To add or edit a forecast method follow these guidelines:

  1. Go to the Architect module in FinanceSeer and click on an editable template in the upper right corner of the screen (usually core template). 
  2. Click on the Forecast Method page found in the Architect pane on the left side of the screen (towards the bottom).
  3. To add a new Forecast method click on the Insert icon.
  4. With your cursor on the new method, use the pane on the right to change the name of the forecast method.
  5. Click on the graphic to change the property form.
  6. Start by clicking on the Base Method.  Use the drop down to set the forecast method type.
  7. Next, click on the Dependent Variable graphic to set the dependent.  The dependent variable is typically although not always a non weighted average variable.  In the case of a price * volume formula, the dependent should always be the Volume.  In the case of a % of another account formula, the dependent should be the "other account".  In the case of a growth rate, the dependent should be the prior period value.
  8. For growth rates, select Depends on self and then select prior period with an offset of -1.

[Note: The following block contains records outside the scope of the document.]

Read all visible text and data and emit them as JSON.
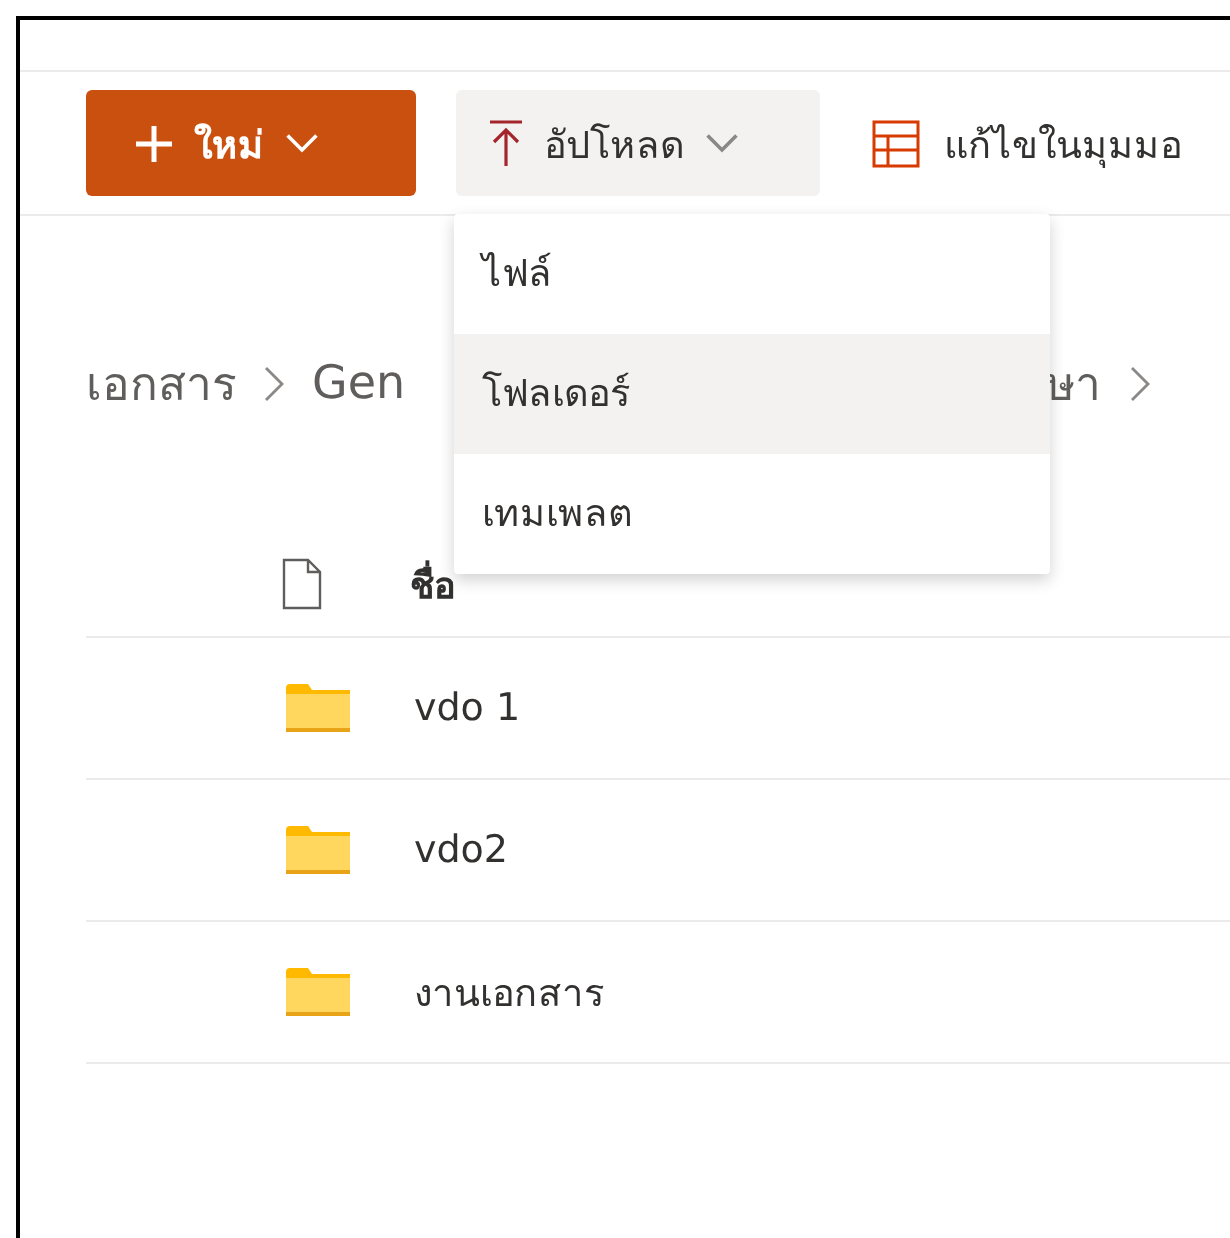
{
  "toolbar": {
    "new_button": {
      "label": "ใหม่"
    },
    "upload_button": {
      "label": "อัปโหลด",
      "expanded": true
    },
    "edit_grid_button": {
      "label": "แก้ไขในมุมมอ"
    }
  },
  "upload_menu": [
    {
      "label": "ไฟล์",
      "selected": false
    },
    {
      "label": "โฟลเดอร์",
      "selected": true
    },
    {
      "label": "เทมเพลต",
      "selected": false
    }
  ],
  "breadcrumb": [
    "เอกสาร",
    "Gen",
    "ษา"
  ],
  "file_list": {
    "columns": [
      "ชื่อ"
    ],
    "rows": [
      {
        "name": "vdo 1",
        "kind": "folder"
      },
      {
        "name": "vdo2",
        "kind": "folder"
      },
      {
        "name": "งานเอกสาร",
        "kind": "folder"
      }
    ]
  }
}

  9. Member Default will allow the user to specify the dependent when the forecast method is applied to an account.  For examples the forecast method may be % of another account.  But when that method is applied to Cost of Sales the dependent needs to be "Product Revenue", however, if the method is applied to SG&A the dependent might need to be "Total Revenue".
  10. Select Explicit Cell if you want to define the dependent variable within the formula.  For example a % of Sales formula will have a dependent variable of Sales.  Users would not want to change the dependent for any reason. 
  11. Click apply to accept changes.

The new forecast formula will now be available in any forecast method drop down window.